Argentina. Dal Senato via libera all'aborto entro la 14esima settimana. Paese diviso
La piazza del Congresso divisa durante il voto in Senato, in verde gli attivisti per il Sì
Ore 4.12 (le 8.12 in Italia). La maratona decisiva era cominciata dodici ore prima. Riuniti in forma virtuale causa Covid, i senatori hanno discusso fino all’alba quando la bilancia si è inclinata a favore della legalizzazione dell’aborto volontario. Il progetto, che consente l’interruzione entro la 14esima settimana di gravidanza dai sedici anni e che era stato approvato dai deputati l’11 dicembre, è passato con 38 sì, 29 no e un’astensione. Uno scarto più ampio rispetto alle previsioni della vigilia che ipotizzavano una sostanziale parità. Proprio la Camera alta, due anni fa, aveva bocciato un testo analogo. Ora, invece, diventa legge. Sul cambio, secondo alcuni analisti, potrebbe aver influito la pressione del governo affinché il Senato si pronunciasse entro l’anno, nonostante le vacanze d’estate (australe) e la pandemia.
A differenza del predecessore conservatore Mauricio Macri – che pure aveva portato in Parlamento la pratica –, inoltre, l’attuale presidente progressista Alberto Fernández si è pronunciato a favore. E quest’ultimo ha espresso soddisfazione per la legalizzazione. «Siamo una società migliore», ha affermato.
In realtà, il nodo-aborto spacca l’Argentina. E spariglia gli schieramenti politici. Il voto ieri al Senato lo ha dimostrato: a sostenere il provvedimento, proposto dal centro-sinistra, sono stati anche dodici esponenti del centro-destra. Ma è soprattutto a livello sociale che la divisione risulta più evidente. Contraria alla legalizzazione è una quota di popolazione che oscilla tra il 49 e il 60 per cento, secondo le rilevazioni delle ultime settimane.
Il numero aumenta, inoltra, quando ci si allontana da Buenos Aires. E – variabile tutt’altro che secondaria – in relazione allo status socio-economico degli intervistati. Nelle periferie, a cominciare dalle sterminate villas miserias, l’opposizione all’interruzione di gravidanza, fino a ieri permessa in caso di stupro e rischio per la salute della madre, è forte.
«I poveri hanno grande rispetto della vita umana, perché è tutto ciò che spesso hanno. Molto raramente una donna di una villa pensa ad un aborto», racconta Maria Paula Casanova, esponente della Comunità Papa Giovanni XXIII che, insieme al marito, ha creato una comunità per tossicodipendenti a Puerto Madryn, in Patagonia.

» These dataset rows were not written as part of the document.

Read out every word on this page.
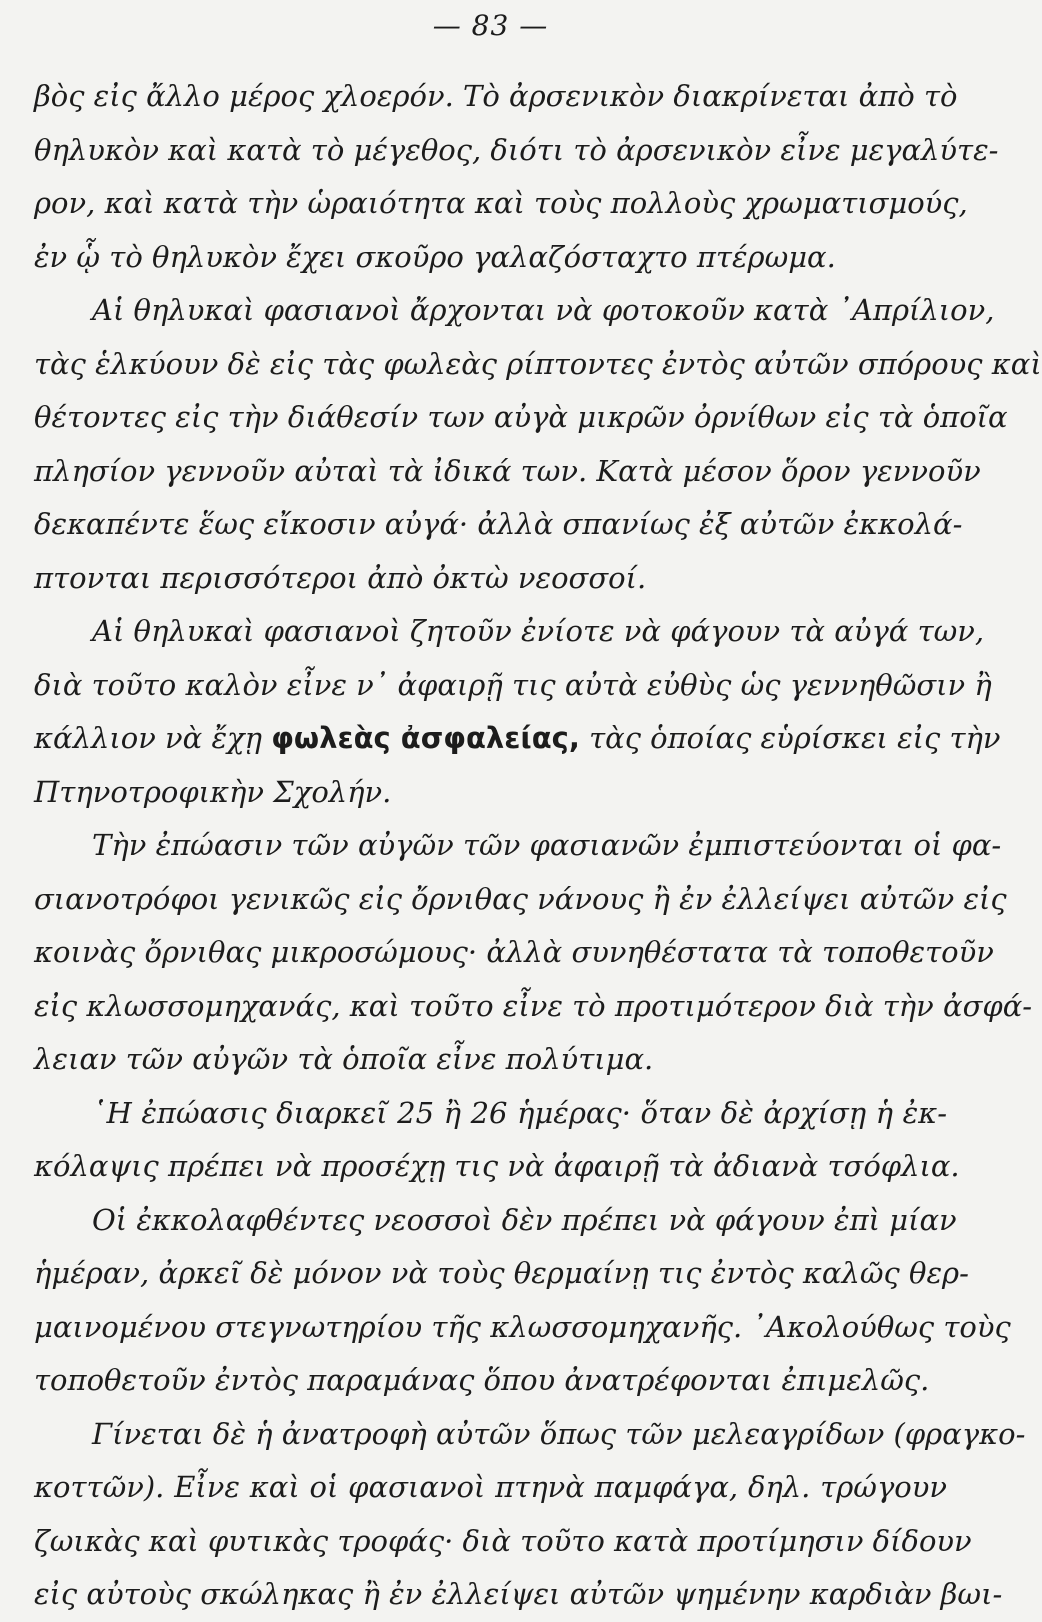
— 83 —
βὸς εἰς ἄλλο μέρος χλοερόν. Τὸ ἀρσενικὸν διακρίνεται ἀπὸ τὸ
θηλυκὸν καὶ κατὰ τὸ μέγεθος, διότι τὸ ἀρσενικὸν εἶνε μεγαλύτε-
ρον, καὶ κατὰ τὴν ὡραιότητα καὶ τοὺς πολλοὺς χρωματισμούς,
ἐν ᾧ τὸ θηλυκὸν ἔχει σκοῦρο γαλαζόσταχτο πτέρωμα.
Αἱ θηλυκαὶ φασιανοὶ ἄρχονται νὰ φοτοκοῦν κατὰ ᾿Απρίλιον,
τὰς ἑλκύουν δὲ εἰς τὰς φωλεὰς ρίπτοντες ἐντὸς αὐτῶν σπόρους καὶ
θέτοντες εἰς τὴν διάθεσίν των αὐγὰ μικρῶν ὀρνίθων εἰς τὰ ὁποῖα
πλησίον γεννοῦν αὐταὶ τὰ ἰδικά των. Κατὰ μέσον ὅρον γεννοῦν
δεκαπέντε ἕως εἴκοσιν αὐγά· ἀλλὰ σπανίως ἐξ αὐτῶν ἐκκολά-
πτονται περισσότεροι ἀπὸ ὀκτὼ νεοσσοί.
Αἱ θηλυκαὶ φασιανοὶ ζητοῦν ἐνίοτε νὰ φάγουν τὰ αὐγά των,
διὰ τοῦτο καλὸν εἶνε ν᾿ ἀφαιρῇ τις αὐτὰ εὐθὺς ὡς γεννηθῶσιν ἢ
κάλλιον νὰ ἔχῃ φωλεὰς ἀσφαλείας, τὰς ὁποίας εὑρίσκει εἰς τὴν
Πτηνοτροφικὴν Σχολήν.
Τὴν ἐπώασιν τῶν αὐγῶν τῶν φασιανῶν ἐμπιστεύονται οἱ φα-
σιανοτρόφοι γενικῶς εἰς ὄρνιθας νάνους ἢ ἐν ἐλλείψει αὐτῶν εἰς
κοινὰς ὄρνιθας μικροσώμους· ἀλλὰ συνηθέστατα τὰ τοποθετοῦν
εἰς κλωσσομηχανάς, καὶ τοῦτο εἶνε τὸ προτιμότερον διὰ τὴν ἀσφά-
λειαν τῶν αὐγῶν τὰ ὁποῖα εἶνε πολύτιμα.
῾Η ἐπώασις διαρκεῖ 25 ἢ 26 ἡμέρας· ὅταν δὲ ἀρχίσῃ ἡ ἐκ-
κόλαψις πρέπει νὰ προσέχῃ τις νὰ ἀφαιρῇ τὰ ἀδιανὰ τσόφλια.
Οἱ ἐκκολαφθέντες νεοσσοὶ δὲν πρέπει νὰ φάγουν ἐπὶ μίαν
ἡμέραν, ἀρκεῖ δὲ μόνον νὰ τοὺς θερμαίνῃ τις ἐντὸς καλῶς θερ-
μαινομένου στεγνωτηρίου τῆς κλωσσομηχανῆς. ᾿Ακολούθως τοὺς
τοποθετοῦν ἐντὸς παραμάνας ὅπου ἀνατρέφονται ἐπιμελῶς.
Γίνεται δὲ ἡ ἀνατροφὴ αὐτῶν ὅπως τῶν μελεαγρίδων (φραγκο-
κοττῶν). Εἶνε καὶ οἱ φασιανοὶ πτηνὰ παμφάγα, δηλ. τρώγουν
ζωικὰς καὶ φυτικὰς τροφάς· διὰ τοῦτο κατὰ προτίμησιν δίδουν
εἰς αὐτοὺς σκώληκας ἢ ἐν ἐλλείψει αὐτῶν ψημένην καρδιὰν βωι-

Eppure, paradossalmente, la campagna per la legalizzazione si è incentrata sulla necessità di evitare gli aborti clandestini alle persone con meno risorse. Secondo la Società argentina di pediatria, nel 2017, delle 202 mamme morte in gravidanza, una su sette è deceduta nell’intento di interromperla. Il resto è stato ucciso da «cause ostetriche dirette o indirette», dal diabete all’ipertensione, disturbi – come sottolinea Miguel Ángel Schiavone, medico e rettore dell’Università Cattolica argentina – la cui incidenza aumenta in relazione alla povertà.
«Morti evitabili con un miglioramento del sistema sanitario pubblico. Di loro, però, nessuno si preoccupa», conclude Maria Paula Casanova.

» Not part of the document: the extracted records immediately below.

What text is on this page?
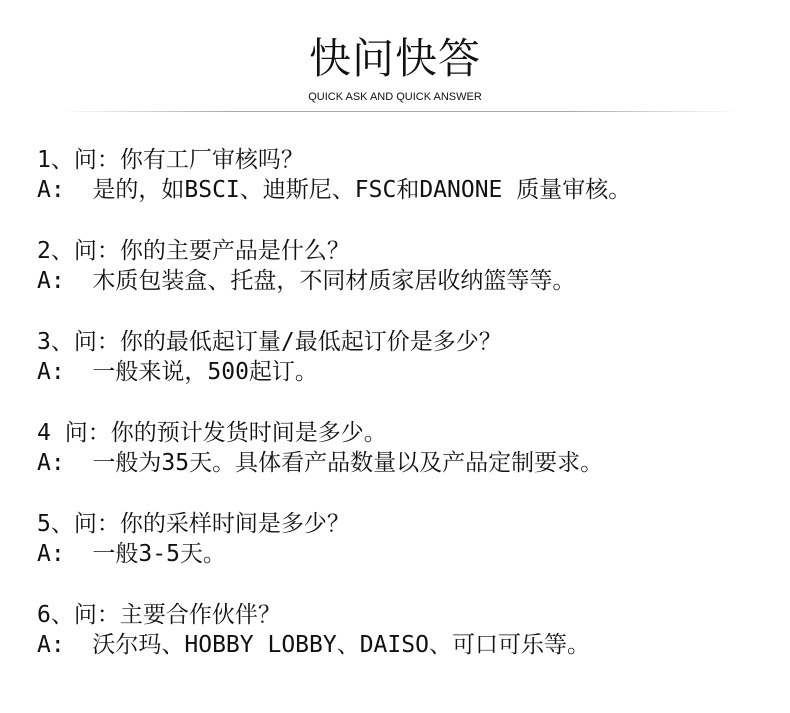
快问快答
QUICK ASK AND QUICK ANSWER
1、问：你有工厂审核吗？
A:  是的，如BSCI、迪斯尼、FSC和DANONE 质量审核。
2、问：你的主要产品是什么？
A:  木质包装盒、托盘，不同材质家居收纳篮等等。
3、问：你的最低起订量/最低起订价是多少？
A:  一般来说，500起订。
4 问：你的预计发货时间是多少。
A:  一般为35天。具体看产品数量以及产品定制要求。
5、问：你的采样时间是多少？
A:  一般3-5天。
6、问：主要合作伙伴？
A:  沃尔玛、HOBBY LOBBY、DAISO、可口可乐等。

«Il nostro popolo continuerà a scegliere tutta la vita e tutte le vite. E insieme proseguiremo a lavorare per le autentiche priorità che richiedono urgente attenzione: i bimbi e le bimbe confinati in una situazione di povertà sempre più allarmante, l’abbandono scolastico, l’asfissiante pandemia della fame di cui soffrono tante famiglie, la drammatica situazione dei pensionati di cui vengono violati sistematicamente i diritti», ha affermato la Conferenza episcopale argentina in una nota dopo la notizia della legalizzazione. I vescovi, inoltre, hanno sottolineato la «distanza di parte della classe dirigente dall’autentico sentire del popolo, che tante volte si è espresso a favore della vita».